My important place【D.Gray-man】
第39章 夢現Ⅲ
「し…初心者コースでお願いします…」
「ねぇよ、んなもん。オマケで組み手も付けてやる」
「オマケ要らない!」
ごめんなさい、私が間違ってました。
軽い体慣らしなんてとんでもない。
朝っぱらからユウ相手にそんなメニューこなしたら、青痣どころか血を見る気がする。
任務前に体力尽きる気がする。
というか私、別に日本刀扱ってる訳じゃないし。
素振りだけメニューから外してくれるとか…あハイ無理ですよねそうですよね。
ちょっと提案してみただけですすみません。
「…イッテラッシャイ」
「最初から大人しく寝とけ」
思わずカタコトで手を振れば、その反応が読めてたように溜息をつかれた。
まさかわざと言ったんじゃ…いやないな。
そういうことで嘘つくタイプじゃないし。
多分本当に全メニューやってるんだろうな…。
毎朝。
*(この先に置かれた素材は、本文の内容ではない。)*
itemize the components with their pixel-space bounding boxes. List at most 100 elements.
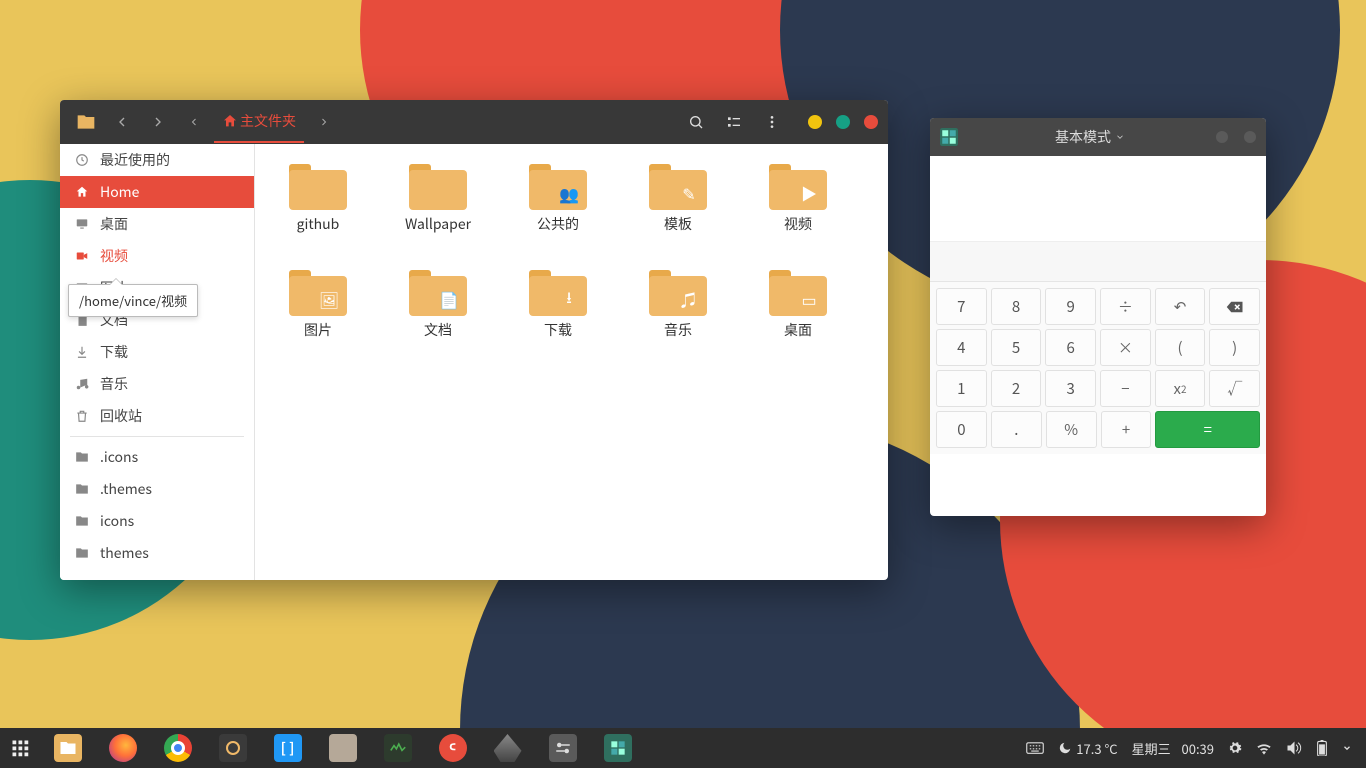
calc-close-button[interactable]: [1244, 131, 1256, 143]
calc-key-−[interactable]: −: [1100, 370, 1151, 407]
view-mode-button[interactable]: [718, 106, 750, 138]
folder-item[interactable]: ♫音乐: [623, 264, 733, 364]
task-inkscape[interactable]: [480, 728, 535, 768]
sidebar-item-music[interactable]: 音乐: [60, 368, 254, 400]
sidebar-bookmark[interactable]: themes: [60, 537, 254, 569]
sidebar[interactable]: 最近使用的 Home 桌面 视频 图片: [60, 144, 255, 580]
calc-minimize-button[interactable]: [1216, 131, 1228, 143]
calc-key-+[interactable]: +: [1101, 411, 1152, 448]
network-indicator[interactable]: [1256, 741, 1272, 755]
day-text: 星期三: [1132, 739, 1171, 758]
calculator-titlebar[interactable]: 基本模式: [930, 118, 1266, 156]
sidebar-item-downloads[interactable]: 下载: [60, 336, 254, 368]
calc-key-√[interactable]: √: [1209, 370, 1260, 407]
folder-item[interactable]: 📄文档: [383, 264, 493, 364]
battery-icon: [1316, 740, 1328, 756]
calc-key-3[interactable]: 3: [1045, 370, 1096, 407]
calc-key-1[interactable]: 1: [936, 370, 987, 407]
task-calculator[interactable]: [590, 728, 645, 768]
task-file-manager[interactable]: [40, 728, 95, 768]
chevron-indicator[interactable]: [1342, 743, 1352, 753]
task-blank[interactable]: [315, 728, 370, 768]
folder-icon: ♫: [649, 270, 707, 316]
sidebar-item-label: icons: [100, 511, 134, 531]
calc-key-6[interactable]: 6: [1045, 329, 1096, 366]
sidebar-item-label: 最近使用的: [100, 150, 170, 170]
folder-label: 视频: [784, 214, 812, 234]
folder-item[interactable]: github: [263, 158, 373, 258]
folder-item[interactable]: ✎模板: [623, 158, 733, 258]
folder-item[interactable]: 🖼图片: [263, 264, 373, 364]
calc-key-÷[interactable]: ÷: [1100, 288, 1151, 325]
folder-icon: [74, 513, 90, 529]
calc-key-9[interactable]: 9: [1045, 288, 1096, 325]
task-brackets[interactable]: [ ]: [260, 728, 315, 768]
calc-key-⌫[interactable]: [1209, 288, 1260, 325]
home-icon: [74, 184, 90, 200]
calc-key-([interactable]: (: [1155, 329, 1206, 366]
taskbar[interactable]: [ ] ᑦ 17.3 °C 星期三 00:39: [0, 728, 1366, 768]
folder-item[interactable]: ⭳下载: [503, 264, 613, 364]
sidebar-item-trash[interactable]: 回收站: [60, 400, 254, 432]
calc-key-7[interactable]: 7: [936, 288, 987, 325]
temperature-text: 17.3 °C: [1076, 739, 1117, 758]
desktop: 主文件夹 最近使用的: [0, 0, 1366, 768]
settings-indicator[interactable]: [1228, 741, 1242, 755]
sidebar-item-recent[interactable]: 最近使用的: [60, 144, 254, 176]
task-tweaks[interactable]: [535, 728, 590, 768]
folder-item[interactable]: ▭桌面: [743, 264, 853, 364]
folder-content[interactable]: github Wallpaper👥公共的✎模板▶视频 🖼图片📄文档⭳下载♫音乐▭桌面: [255, 144, 888, 580]
breadcrumb[interactable]: 主文件夹: [214, 101, 304, 143]
calc-key-2[interactable]: 2: [991, 370, 1042, 407]
keyboard-indicator[interactable]: [1026, 741, 1044, 755]
calc-key-=[interactable]: =: [1155, 411, 1260, 448]
folder-item[interactable]: Wallpaper: [383, 158, 493, 258]
sidebar-bookmark[interactable]: .icons: [60, 441, 254, 473]
window-maximize-button[interactable]: [836, 115, 850, 129]
task-monitor[interactable]: [370, 728, 425, 768]
path-tooltip: /home/vince/视频: [68, 284, 198, 317]
search-button[interactable]: [680, 106, 712, 138]
sidebar-bookmark[interactable]: icons: [60, 505, 254, 537]
calculator-entry[interactable]: [930, 241, 1266, 281]
calc-key-4[interactable]: 4: [936, 329, 987, 366]
nav-back-button[interactable]: [106, 106, 138, 138]
window-minimize-button[interactable]: [808, 115, 822, 129]
calc-key-x²[interactable]: x2: [1155, 370, 1206, 407]
calc-key-×[interactable]: ×: [1100, 329, 1151, 366]
task-netease[interactable]: ᑦ: [425, 728, 480, 768]
task-firefox[interactable]: [95, 728, 150, 768]
sidebar-item-home[interactable]: Home: [60, 176, 254, 208]
sidebar-item-desktop[interactable]: 桌面: [60, 208, 254, 240]
calc-key-↶[interactable]: ↶: [1155, 288, 1206, 325]
calc-key-)[interactable]: ): [1209, 329, 1260, 366]
file-manager-titlebar[interactable]: 主文件夹: [60, 100, 888, 144]
folder-item[interactable]: ▶视频: [743, 158, 853, 258]
nav-forward-button[interactable]: [142, 106, 174, 138]
datetime-indicator[interactable]: 星期三 00:39: [1132, 739, 1214, 758]
task-shotwell[interactable]: [205, 728, 260, 768]
folder-icon: 🖼: [289, 270, 347, 316]
folder-icon: [74, 545, 90, 561]
menu-button[interactable]: [756, 106, 788, 138]
sidebar-item-label: .themes: [100, 479, 152, 499]
window-close-button[interactable]: [864, 115, 878, 129]
volume-indicator[interactable]: [1286, 741, 1302, 755]
breadcrumb-prev-button[interactable]: [178, 106, 210, 138]
battery-indicator[interactable]: [1316, 740, 1328, 756]
applications-button[interactable]: [0, 728, 40, 768]
calc-key-.[interactable]: .: [991, 411, 1042, 448]
weather-indicator[interactable]: 17.3 °C: [1058, 739, 1117, 758]
task-chrome[interactable]: [150, 728, 205, 768]
calc-key-5[interactable]: 5: [991, 329, 1042, 366]
music-icon: [74, 376, 90, 392]
sidebar-bookmark[interactable]: .themes: [60, 473, 254, 505]
calc-key-8[interactable]: 8: [991, 288, 1042, 325]
calc-key-%[interactable]: %: [1046, 411, 1097, 448]
folder-label: github: [297, 214, 340, 234]
sidebar-item-videos[interactable]: 视频: [60, 240, 254, 272]
calculator-mode-selector[interactable]: 基本模式: [964, 127, 1216, 147]
breadcrumb-next-button[interactable]: [308, 106, 340, 138]
folder-item[interactable]: 👥公共的: [503, 158, 613, 258]
calc-key-0[interactable]: 0: [936, 411, 987, 448]
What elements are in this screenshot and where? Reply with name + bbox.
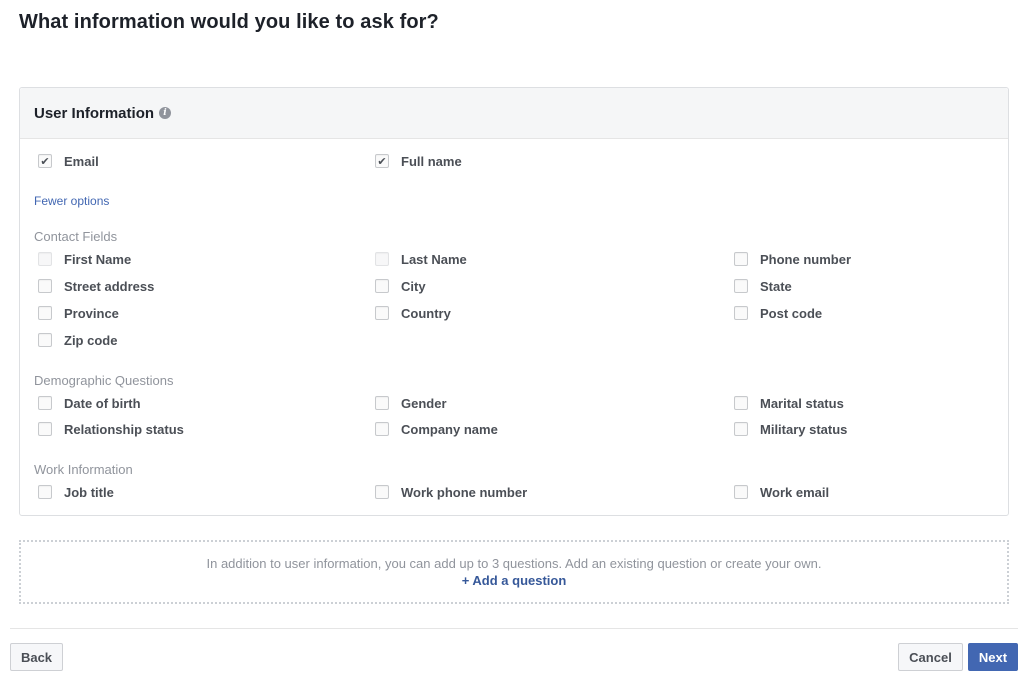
card-header: User Information i [20,88,1008,139]
checkbox-label: Full name [401,153,462,169]
checkbox-street-address[interactable]: Street address [38,277,154,295]
footer-divider [10,628,1018,629]
checkbox-box[interactable] [375,306,389,320]
checkbox-country[interactable]: Country [375,304,451,322]
checkbox-box[interactable] [734,396,748,410]
checkbox-label: Last Name [401,251,467,267]
checkbox-box[interactable] [734,306,748,320]
checkbox-last-name[interactable]: Last Name [375,250,467,268]
checkbox-state[interactable]: State [734,277,792,295]
checkbox-box[interactable] [38,279,52,293]
checkbox-city[interactable]: City [375,277,426,295]
checkbox-label: Work phone number [401,484,528,500]
section-label-demographic-questions: Demographic Questions [34,373,174,388]
checkbox-box[interactable] [375,396,389,410]
checkbox-label: Military status [760,421,848,437]
checkbox-label: Post code [760,305,823,321]
checkbox-box[interactable] [375,422,389,436]
checkbox-box[interactable] [734,485,748,499]
checkbox-marital-status[interactable]: Marital status [734,394,844,412]
checkbox-box[interactable] [38,333,52,347]
checkbox-first-name[interactable]: First Name [38,250,131,268]
checkbox-date-of-birth[interactable]: Date of birth [38,394,141,412]
checkbox-company-name[interactable]: Company name [375,420,498,438]
checkbox-box[interactable] [38,422,52,436]
checkbox-checked-icon[interactable]: ✔ [375,154,389,168]
checkbox-label: Country [401,305,451,321]
checkbox-relationship-status[interactable]: Relationship status [38,420,184,438]
checkbox-checked-icon[interactable]: ✔ [38,154,52,168]
checkbox-label: Date of birth [64,395,141,411]
checkbox-phone-number[interactable]: Phone number [734,250,851,268]
checkbox-label: Zip code [64,332,118,348]
info-icon[interactable]: i [159,107,172,119]
next-button[interactable]: Next [968,643,1018,671]
checkbox-label: Phone number [760,251,852,267]
checkbox-label: Marital status [760,395,844,411]
checkbox-work-email[interactable]: Work email [734,483,829,501]
checkbox-post-code[interactable]: Post code [734,304,822,322]
checkbox-label: Company name [401,421,498,437]
checkbox-label: Street address [64,278,155,294]
section-label-contact-fields: Contact Fields [34,229,118,244]
checkbox-label: Email [64,153,99,169]
section-label-work-information: Work Information [34,462,133,477]
checkbox-box[interactable] [38,252,52,266]
page-title: What information would you like to ask f… [19,11,439,33]
checkbox-label: Province [64,305,119,321]
checkbox-box[interactable] [375,252,389,266]
checkbox-label: Relationship status [64,421,184,437]
checkbox-job-title[interactable]: Job title [38,483,114,501]
back-button[interactable]: Back [10,643,63,671]
cancel-button[interactable]: Cancel [898,643,963,671]
checkbox-label: City [401,278,426,294]
add-question-description: In addition to user information, you can… [206,556,822,571]
checkbox-zip-code[interactable]: Zip code [38,331,117,349]
checkbox-label: State [760,278,792,294]
checkbox-box[interactable] [38,306,52,320]
checkbox-box[interactable] [375,485,389,499]
checkbox-label: Job title [64,484,114,500]
checkbox-email[interactable]: ✔ Email [38,152,99,170]
checkbox-box[interactable] [38,485,52,499]
checkbox-gender[interactable]: Gender [375,394,447,412]
checkbox-box[interactable] [734,279,748,293]
checkbox-label: Work email [760,484,830,500]
checkbox-box[interactable] [734,252,748,266]
card-title: User Information [34,104,155,122]
checkbox-label: Gender [401,395,447,411]
checkbox-military-status[interactable]: Military status [734,420,847,438]
checkbox-province[interactable]: Province [38,304,119,322]
add-question-link[interactable]: + Add a question [21,573,1007,588]
add-question-area: In addition to user information, you can… [19,540,1009,604]
fewer-options-link[interactable]: Fewer options [34,194,109,208]
checkbox-box[interactable] [38,396,52,410]
checkbox-full-name[interactable]: ✔ Full name [375,152,462,170]
checkbox-box[interactable] [375,279,389,293]
checkbox-label: First Name [64,251,132,267]
checkbox-work-phone-number[interactable]: Work phone number [375,483,527,501]
user-information-card: User Information i ✔ Email ✔ Full name F… [19,87,1009,516]
checkbox-box[interactable] [734,422,748,436]
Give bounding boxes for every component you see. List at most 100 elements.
毎日。
……人間業じゃないな、うん。
「うろちょろすんなよ。まだ早朝だ」
「うん。いってらっしゃい」
もう一度手を振れば、一度だけそこに黒い目が向いて静かに部屋を出ていく。
パタンと閉じるドアの音に、静寂が訪れる。
戻ってきたら起こすって言ってくれたし…大人しく甘えておこうかな。
ちょっと寝てから、朝の身支度しよう。
「……」
もふっと再びベッドに横になって、目を瞑る。
まだ少し残っているシーツの温もりに身を寄せながら、ユウの匂いが残る布団に包まる。
一人だけど一人じゃない。
そんな不思議な感覚で眠りにつくのは、とても心地良いものだった。
…幸せだなぁって思う。
そんな幸せに浸りながら、うとうとと再び微睡む。
──…スナ…
聞こえたのは微かな"声"。
「──」
目を開く。
横になったまま頭を持ち上げる。
朝というには早い時間帯。
薄暗い部屋を僅かに明るくしているのは、カーテンの隙間から差し込む微かな薄明かり。
そのカーテンの隙間。
僅かな面積が見える窓ガラスに
にんまりと笑う、白い人影を見た。